スペースラボは本機能の特徴について、次の4点を挙げている。
◆オンラインで"声をかける"接客を実装
▷来場者にAIが自然に話しかけ、興味・用途・予算をヒアリング。迷いを解消し、最適な商品や店舗を提案。"買う理由"を言語化し、価格以外の魅力で背中を押す。
◆3Dバーチャル空間で"商空間の体験"を提供
▷実写寄りの3D表現により世界観・空気感・体験価値を伝達。専用アプリ不要。スマホのWebブラウザからURLクリックのみで即起動、親指スワイプだけで回遊できる快適UIを実現。
◆目指すのは「デジタルツインの商空間」
▷現実に近い"回遊"と"接客"をオンライン上に構築。バーチャル空間を「見せる」だけでなく、「売れる体験を設計する」ために使用する。既存ECのURLを連携するため商品登録・決済審査の手間は不要。
◆データドリブンなマーケティング支援
▷「どの棚の前で立ち止まったか」「どの商品と比較したか」といった精緻な回遊・閲覧履歴をビッグデータとして蓄積。AIとの対話内容と組み合わせ、商品開発やVMD最適化にフィードバック。
※ 本機能は現在開発中。提供時期は別途公表。
会話による付加価値で購買につなげる
リアル店舗の強みとECの課題について、スペースラボは次のように指摘する。「リアル店舗の価値は、商品を並べることだけではありません。店員と話すことで魅力や使い方を知り、思いがけない気づきを得られます。しかし現在のECは検索型(プル型)が主流であり、『欲しいものが決まっていないと買えない』構造になっています。興味がなければ触れない、触れなければ出会えない状態では、広告か値引きでしか勝ちにくくなってしまいます」
今回搭載する、大阪大学特任教授 伊藤庸一郎氏が開発したAI「THINK EYE」は、商空間で重要となる "声かけ・提案・気づきの提供" を実現する設計思想を持ち、オンライン上でのプッシュ型トークを可能にする。

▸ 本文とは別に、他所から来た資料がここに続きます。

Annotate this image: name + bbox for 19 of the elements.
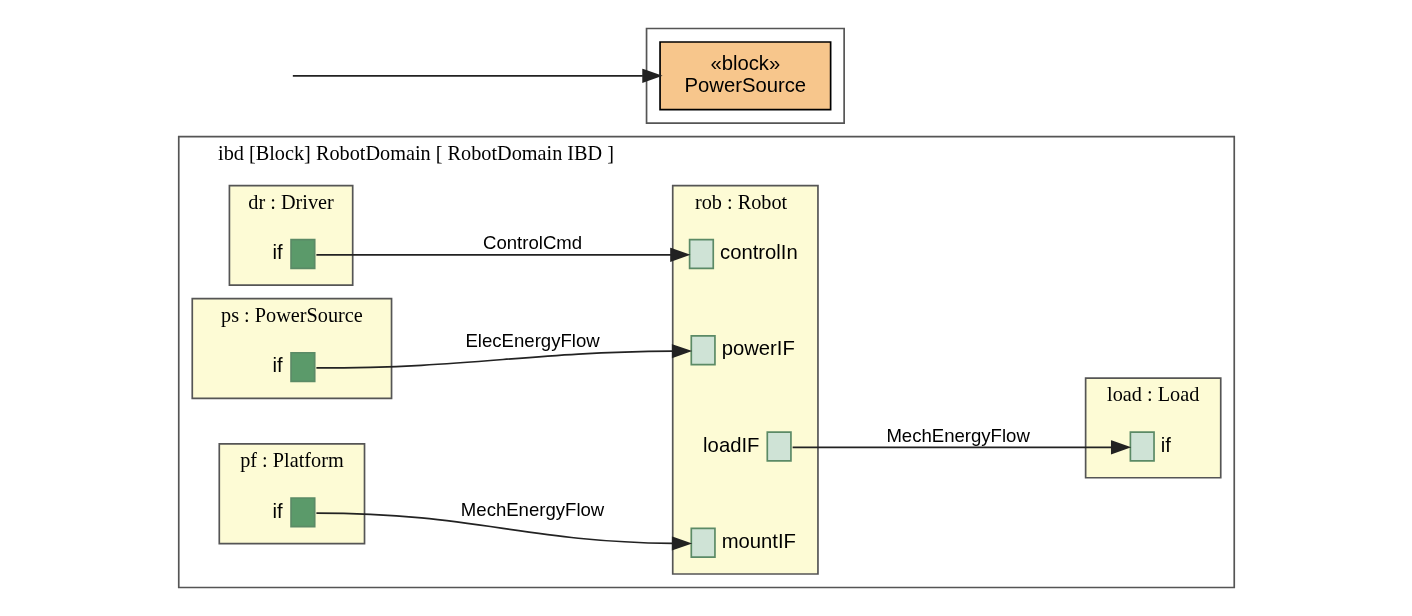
node-label: mountIF: [721, 529, 796, 552]
edge-label: ElecEnergyFlow: [464, 330, 600, 352]
arrow: [315, 344, 692, 369]
arrow: [291, 68, 663, 83]
edge-label: MechEnergyFlow: [885, 424, 1030, 446]
node-label: powerIF: [721, 337, 795, 360]
cluster: [645, 27, 845, 124]
node-label: controlIn: [719, 241, 798, 264]
arrow: [791, 440, 1131, 455]
edge-label: ControlCmd: [482, 232, 582, 254]
arrow: [315, 247, 690, 262]
node-label: if: [271, 241, 283, 264]
node-label: if: [271, 499, 283, 522]
node-box: «block» PowerSource: [658, 41, 831, 111]
edge-label: MechEnergyFlow: [460, 499, 604, 521]
node-label: loadIF: [702, 433, 759, 456]
node-label: if: [271, 354, 283, 377]
node-label: if: [1160, 433, 1171, 456]
arrow: [315, 512, 692, 551]
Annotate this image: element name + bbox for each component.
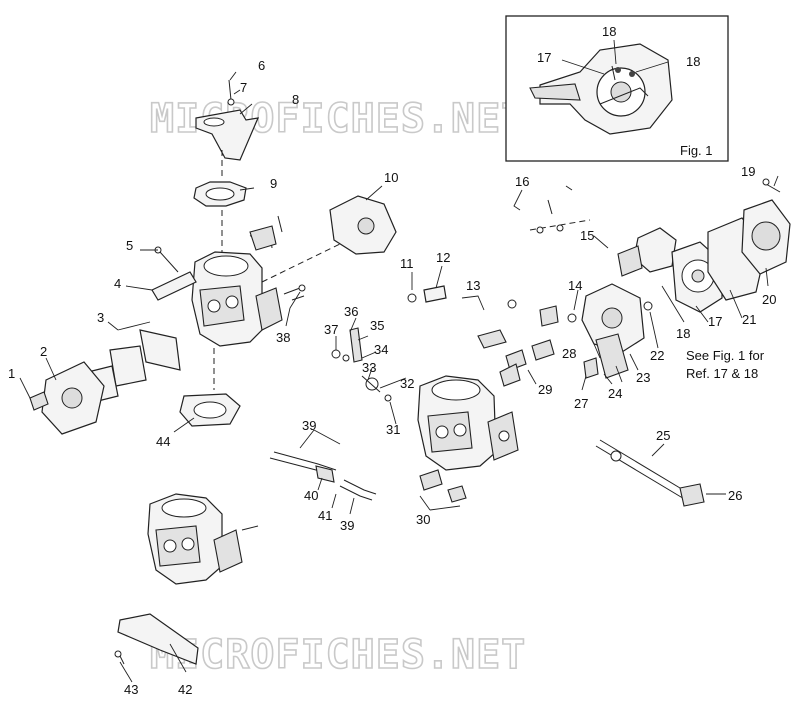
callout-28: 28: [562, 346, 576, 361]
callout-38: 38: [276, 330, 290, 345]
inset-figure: 18 17 18 Fig. 1: [505, 15, 729, 162]
callout-20: 20: [762, 292, 776, 307]
inset-label-18-top: 18: [602, 24, 616, 39]
callout-26: 26: [728, 488, 742, 503]
callout-42: 42: [178, 682, 192, 697]
leader-lines: [19, 71, 779, 683]
screw-38: [283, 284, 306, 301]
note-line-1: See Fig. 1 for: [686, 348, 765, 363]
callout-19: 19: [741, 164, 755, 179]
callout-43: 43: [124, 682, 138, 697]
screw-19: [762, 178, 781, 193]
carburetor-bottom: [147, 493, 259, 585]
carburetor-center: [417, 375, 519, 471]
callout-1: 1: [8, 366, 15, 381]
reference-note: See Fig. 1 for Ref. 17 & 18: [686, 348, 765, 381]
callout-29: 29: [538, 382, 552, 397]
bracket-42: [117, 613, 199, 665]
callout-labels: 6 7 8 9 10 5 4 3 2 1 44 38 11 12 13 16 1…: [8, 58, 776, 697]
fuel-hose-39: [269, 451, 377, 501]
callout-17: 17: [708, 314, 722, 329]
gasket-44: [179, 393, 241, 427]
callout-44: 44: [156, 434, 170, 449]
jets-30: [419, 469, 467, 503]
carburetor-upper-left: [191, 215, 283, 347]
callout-24: 24: [608, 386, 622, 401]
callout-27: 27: [574, 396, 588, 411]
callout-22: 22: [650, 348, 664, 363]
callout-16: 16: [515, 174, 529, 189]
pump-cover-2: [29, 361, 105, 435]
callout-6: 6: [258, 58, 265, 73]
callout-37: 37: [324, 322, 338, 337]
fuel-fitting-4-5: [151, 246, 197, 301]
items-14-22-27: [539, 301, 653, 379]
callout-2: 2: [40, 344, 47, 359]
callout-31: 31: [386, 422, 400, 437]
note-line-2: Ref. 17 & 18: [686, 366, 758, 381]
watermark-bottom: MICROFICHES.NET: [150, 632, 526, 678]
callout-9: 9: [270, 176, 277, 191]
callout-14: 14: [568, 278, 582, 293]
callout-32: 32: [400, 376, 414, 391]
callout-15: 15: [580, 228, 594, 243]
small-parts-31-37: [331, 327, 392, 402]
callout-11: 11: [400, 256, 414, 271]
inset-label-18-right: 18: [686, 54, 700, 69]
items-11-12: [407, 285, 447, 303]
pump-body-15: [617, 227, 677, 277]
callout-41: 41: [318, 508, 332, 523]
cover-10: [329, 195, 397, 255]
fitting-25-26: [595, 439, 705, 507]
callout-23: 23: [636, 370, 650, 385]
mounting-plate-8: [195, 79, 259, 161]
cover-20: [741, 199, 791, 275]
callout-35: 35: [370, 318, 384, 333]
callout-13: 13: [466, 278, 480, 293]
screw-43: [114, 650, 125, 665]
callout-3: 3: [97, 310, 104, 325]
callout-10: 10: [384, 170, 398, 185]
callout-4: 4: [114, 276, 121, 291]
fuel-fitting-16: [529, 185, 591, 234]
callout-8: 8: [292, 92, 299, 107]
gaskets-3: [87, 329, 181, 403]
callout-39-top: 39: [302, 418, 316, 433]
callout-33: 33: [362, 360, 376, 375]
callout-7: 7: [240, 80, 247, 95]
callout-12: 12: [436, 250, 450, 265]
callout-34: 34: [374, 342, 388, 357]
inset-caption: Fig. 1: [680, 143, 713, 158]
callout-5: 5: [126, 238, 133, 253]
callout-25: 25: [656, 428, 670, 443]
gasket-9: [193, 181, 247, 207]
callout-39-bottom: 39: [340, 518, 354, 533]
callout-30: 30: [416, 512, 430, 527]
pump-housing-23: [581, 283, 645, 379]
callout-36: 36: [344, 304, 358, 319]
callout-18: 18: [676, 326, 690, 341]
callout-40: 40: [304, 488, 318, 503]
inset-label-17: 17: [537, 50, 551, 65]
callout-21: 21: [742, 312, 756, 327]
items-13-29: [477, 299, 555, 387]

同社は本機能について「『なんとなく』の来店客に提案を行い、会話による付加価値で単価アップや納得の購買につなげます」と解説。
広告疲れや価格勝負から一歩抜け出す
スペースラボの代表取締役 柴原誉幸氏は、本件について次のようにコメントしている。「メタバースが注目された当時、私たちが感じていたのは"空間そのもの"よりも、オンラインで『接客が成立するか』が本質だということでした。3Dで商空間をリッチに表現し、THINK EYEで"声かけ接客"を実装することで、ECが抱える広告疲れや価格勝負から一歩抜け出せる、新しい売り場をつくります」
本機能は「スマホWebブラウザ(専用アプリインストール不要)」で提供される。現在、「TALKABLE mall」システムの先行パートナー企業を募集しており、自社ブランドのバーチャルモール構築を検討している百貨店・SC等の運営企業から、1ブランド・1店舗単位での導入を希望する企業まで、幅広く相談を受け付けている。
新たなEC体験として、今後の展開が注目される。